Меня и в самом деле бил озноб.
Лежавший поверх застеленной постели человек в тренировочном костюме, отбросил газету, снял очки, юрко соскочил со стоящей торцом ко мне противоположной койки, влез на табурет, затем на подоконник. Захлопнул форточку.
— Вам надо чего? – оглянулся он на меня. – Если что, тут над тумбочкой шнур. Потяните – придёт дежурная.
Сил не было благодарить. Кивнул. Начал впадать в забытьё.
И снова стал трёхлетним мальчиком в матроске.
Отчего это бывает? Из глубин памяти, со дна времён всплывает то, о чём вроде бы не вспоминал, не думал всю жизнь.
…В воскресенье папа привёл к нам в гости своего сослуживца по текстильной фабрике.
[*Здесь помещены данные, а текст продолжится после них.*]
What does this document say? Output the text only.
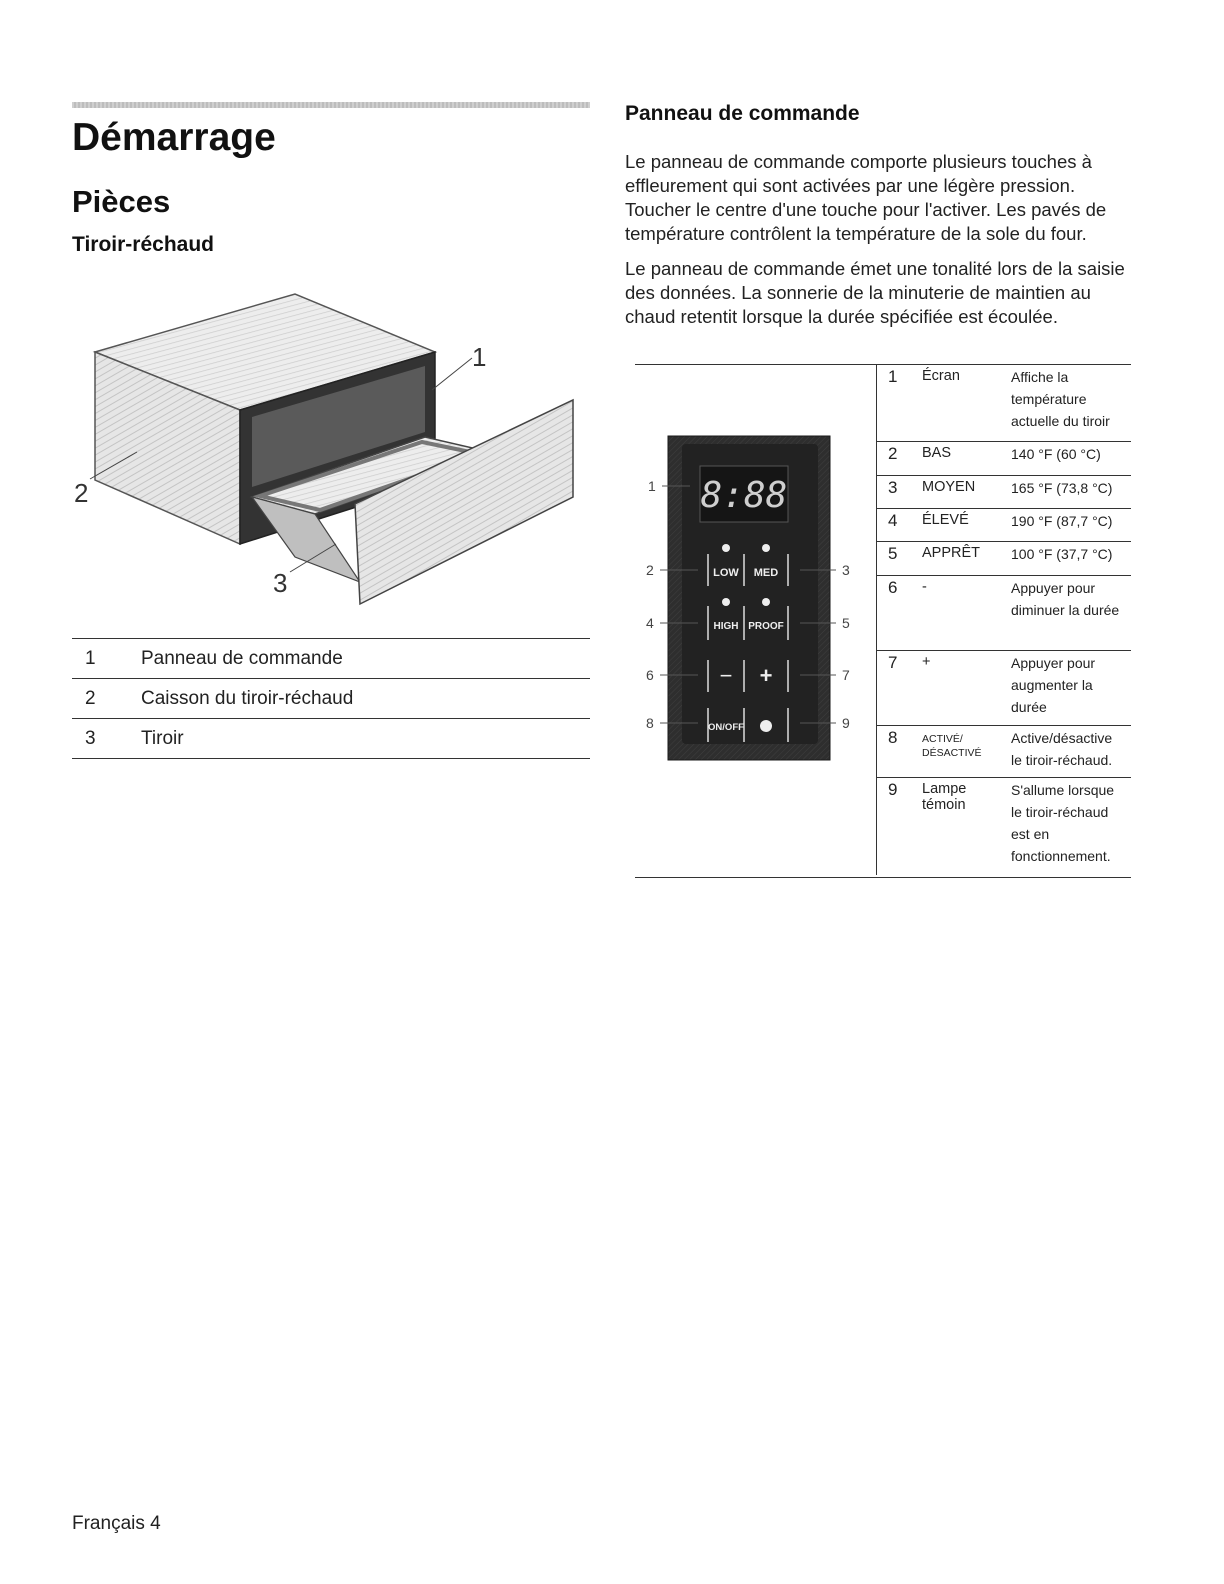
Démarrage
Pièces
Tiroir-réchaud
1
2
3
1	Panneau de commande
2	Caisson du tiroir-réchaud
3	Tiroir
Panneau de commande

Le panneau de commande comporte plusieurs touches à effleurement qui sont activées par une légère pression. Toucher le centre d'une touche pour l'activer. Les pavés de température contrôlent la température de la sole du four.

Le panneau de commande émet une tonalité lors de la saisie des données. La sonnerie de la minuterie de maintien au chaud retentit lorsque la durée spécifiée est écoulée.

8:88
LOW MED
HIGH PROOF
− +
ON/OFF
1
2	3
4	5
6	7
8	9
1	Écran	Affiche la température actuelle du tiroir
2	BAS	140 °F (60 °C)
3	MOYEN	165 °F (73,8 °C)
4	ÉLEVÉ	190 °F (87,7 °C)
5	APPRÊT	100 °F (37,7 °C)
6	-	Appuyer pour diminuer la durée
7	+	Appuyer pour augmenter la durée
8	ACTIVÉ/ DÉSACTIVÉ	Active/désactive le tiroir-réchaud.
9	Lampe témoin	S'allume lorsque le tiroir-réchaud est en fonctionnement.
Français 4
Это немецкий инженер. В своё время он приехал в СССР, сопровождая закупленные в Германии станки для прядения шерсти. И остался здесь. Потому что он был коммунистом. А у него на родине к власти пришёл Гитлер.
Не помню, как этот инженер выглядел. Помню только поразившую меня корявость его русской речи. Помню, как он гладит меня по голове, фотографирует своим заграничным фотоаппаратом и несколько раз говорит: – «Каков счастливый мальчик! Когда вырастешь – увидишь коммунизм. Будешь жить при коммунизме».
Вот кто сделал фотографию, которая висит у меня в круглой рамочке под тем местом, где была тарелка!
Получила ли Тамрико деньги? Все‑таки послал их Немировский? Или как теперь говорят, «кинул» меня?
…Кто‑то гладит по голове. Открываю глаза. Вижу склонившуюся надо мной Марину.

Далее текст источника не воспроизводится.